In an interview with the Scene late last year, Cooper acknowledged the influence of progressives but said Democrats in places like Tennessee should focus their ire on Republicans. He also said Democrats should be wary of lurching further left as the GOP-dominated state legislature prepares to divvy up congressional districts following the census.
In addition to Justice Democrats, Kelly launches her primary challenge with the support of prominent local progressives including voting-rights activist Tequila Johnson, Metro Nashville Education Association President Amanda Kail and Metro Councilmembers Delishia Porterfield and Sean Parker, the latter of whom is working on her campaign.
Another name on the list of endorsements is Henderson Kelly, Odessa’s father and a longtime Metro Parks employee himself. Like the kids she mentored at Napier, Odessa grew up spending time across the Cumberland River at community centers in Cleveland and McFerrin parks, where her father worked. Comparing her trajectory working for Metro to his was part of her political awakening.
“I had to get a master’s degree just to get to middle management, the same level that my father had gotten to, yet I wasn’t gonna be able to afford the same things he had given us,” says Kelly, the mother of two teenagers. “There was something wrong with that, and it wasn’t my fault.”
That was the energy behind the founding of Stand Up Nashville. The organization’s best-known accomplishment to date is a community benefits agreement with pro soccer team Nashville SC. As the team was planning to build a new stadium, partially funded by Metro tax dollars, Stand Up Nashville negotiated an agreement with Nashville SC requiring the stadium development to include affordable housing, a child care facility and a living wage for construction workers.

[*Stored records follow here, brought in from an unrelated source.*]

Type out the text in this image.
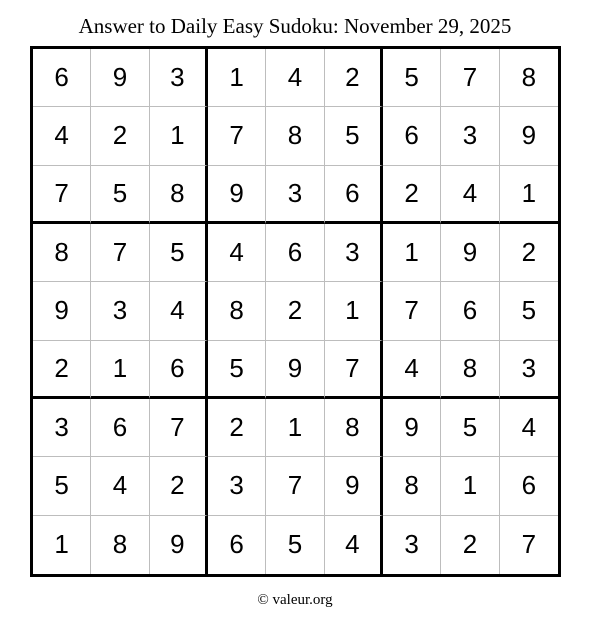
Answer to Daily Easy Sudoku: November 29, 2025
6	9	3	1	4	2	5	7	8
4	2	1	7	8	5	6	3	9
7	5	8	9	3	6	2	4	1
8	7	5	4	6	3	1	9	2
9	3	4	8	2	1	7	6	5
2	1	6	5	9	7	4	8	3
3	6	7	2	1	8	9	5	4
5	4	2	3	7	9	8	1	6
1	8	9	6	5	4	3	2	7
© valeur.org
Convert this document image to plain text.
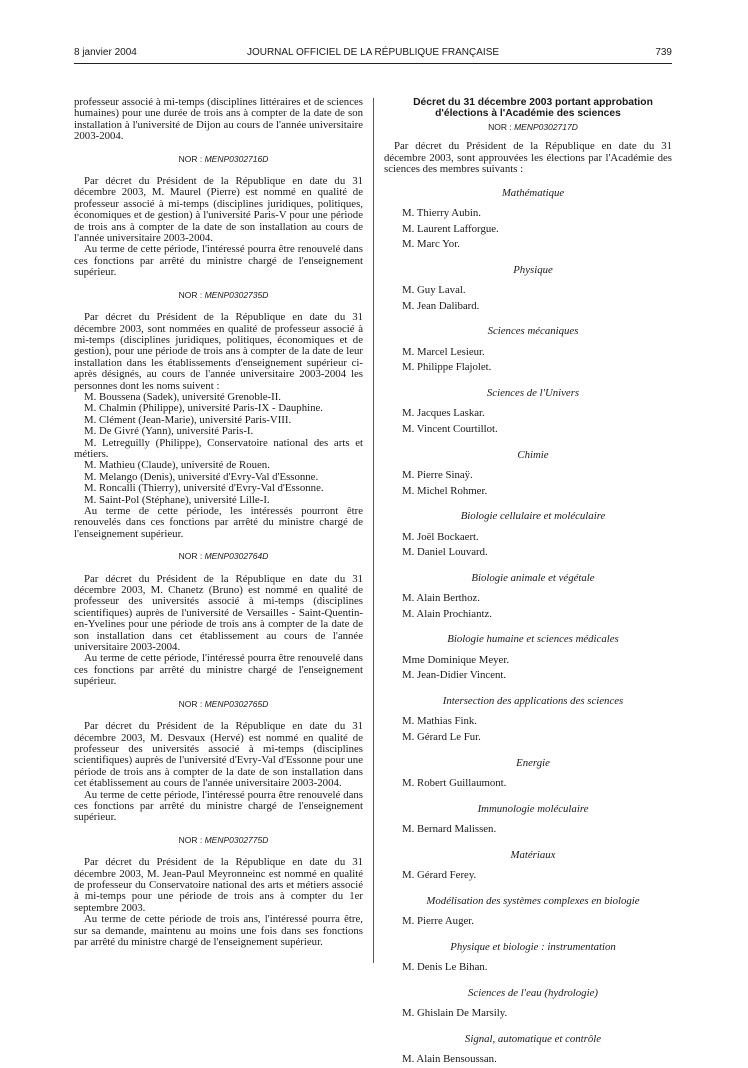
8 janvier 2004	JOURNAL OFFICIEL DE LA RÉPUBLIQUE FRANÇAISE	739

professeur associé à mi-temps (disciplines littéraires et de sciences humaines) pour une durée de trois ans à compter de la date de son installation à l'université de Dijon au cours de l'année universitaire 2003-2004.

NOR : MENP0302716D

Par décret du Président de la République en date du 31 décembre 2003, M. Maurel (Pierre) est nommé en qualité de professeur associé à mi-temps (disciplines juridiques, politiques, économiques et de gestion) à l'université Paris-V pour une période de trois ans à compter de la date de son installation au cours de l'année universitaire 2003-2004.

Au terme de cette période, l'intéressé pourra être renouvelé dans ces fonctions par arrêté du ministre chargé de l'enseignement supérieur.

NOR : MENP0302735D

Par décret du Président de la République en date du 31 décembre 2003, sont nommées en qualité de professeur associé à mi-temps (disciplines juridiques, politiques, économiques et de gestion), pour une période de trois ans à compter de la date de leur installation dans les établissements d'enseignement supérieur ci-après désignés, au cours de l'année universitaire 2003-2004 les personnes dont les noms suivent :

M. Boussena (Sadek), université Grenoble-II.

M. Chalmin (Philippe), université Paris-IX - Dauphine.

M. Clément (Jean-Marie), université Paris-VIII.

M. De Givré (Yann), université Paris-I.

M. Letreguilly (Philippe), Conservatoire national des arts et métiers.

M. Mathieu (Claude), université de Rouen.

M. Melango (Denis), université d'Evry-Val d'Essonne.

M. Roncalli (Thierry), université d'Evry-Val d'Essonne.

M. Saint-Pol (Stéphane), université Lille-I.

Au terme de cette période, les intéressés pourront être renouvelés dans ces fonctions par arrêté du ministre chargé de l'enseignement supérieur.

NOR : MENP0302764D

Par décret du Président de la République en date du 31 décembre 2003, M. Chanetz (Bruno) est nommé en qualité de professeur des universités associé à mi-temps (disciplines scientifiques) auprès de l'université de Versailles - Saint-Quentin-en-Yvelines pour une période de trois ans à compter de la date de son installation dans cet établissement au cours de l'année universitaire 2003-2004.

Au terme de cette période, l'intéressé pourra être renouvelé dans ces fonctions par arrêté du ministre chargé de l'enseignement supérieur.

NOR : MENP0302765D

Par décret du Président de la République en date du 31 décembre 2003, M. Desvaux (Hervé) est nommé en qualité de professeur des universités associé à mi-temps (disciplines scientifiques) auprès de l'université d'Evry-Val d'Essonne pour une période de trois ans à compter de la date de son installation dans cet établissement au cours de l'année universitaire 2003-2004.

Au terme de cette période, l'intéressé pourra être renouvelé dans ces fonctions par arrêté du ministre chargé de l'enseignement supérieur.

NOR : MENP0302775D

Par décret du Président de la République en date du 31 décembre 2003, M. Jean-Paul Meyronneinc est nommé en qualité de professeur du Conservatoire national des arts et métiers associé à mi-temps pour une période de trois ans à compter du 1er septembre 2003.

Au terme de cette période de trois ans, l'intéressé pourra être, sur sa demande, maintenu au moins une fois dans ses fonctions par arrêté du ministre chargé de l'enseignement supérieur.

Décret du 31 décembre 2003 portant approbation d'élections à l'Académie des sciences

NOR : MENP0302717D

Par décret du Président de la République en date du 31 décembre 2003, sont approuvées les élections par l'Académie des sciences des membres suivants :

Mathématique

M. Thierry Aubin.

M. Laurent Lafforgue.

M. Marc Yor.

Physique

M. Guy Laval.

M. Jean Dalibard.

Sciences mécaniques

M. Marcel Lesieur.

M. Philippe Flajolet.

Sciences de l'Univers

M. Jacques Laskar.

M. Vincent Courtillot.

Chimie

M. Pierre Sinaÿ.

M. Michel Rohmer.

Biologie cellulaire et moléculaire

M. Joël Bockaert.

M. Daniel Louvard.

Biologie animale et végétale

M. Alain Berthoz.

M. Alain Prochiantz.

Biologie humaine et sciences médicales

Mme Dominique Meyer.

M. Jean-Didier Vincent.

Intersection des applications des sciences

M. Mathias Fink.

M. Gérard Le Fur.

Energie

M. Robert Guillaumont.

Immunologie moléculaire

M. Bernard Malissen.

Matériaux

M. Gérard Ferey.

Modélisation des systèmes complexes en biologie

M. Pierre Auger.

Physique et biologie : instrumentation

M. Denis Le Bihan.

Sciences de l'eau (hydrologie)

M. Ghislain De Marsily.

Signal, automatique et contrôle

M. Alain Bensoussan.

The thinking at the time, Kelly says, was, “It’s going to happen, so instead of us being mad about it, how do we make this something great for the city?”
“It wasn’t adversarial,” she says. “It was us as a city passing a test of how progressive we are and who we are as a city.”
Kelly presents her relatively short tenure as the full-time leader of Stand Up Nashville as a sort of practice run for Congress.
Kelly knows many of the boys playing basketball in the Napier Community Center gym on this recent afternoon. And she has some game herself. She played at both Stratford High School and Tennessee State University — she’s listed in the record books at the latter for career rebounds. So when a kid she knows bricks a jump shot, she has some words for him.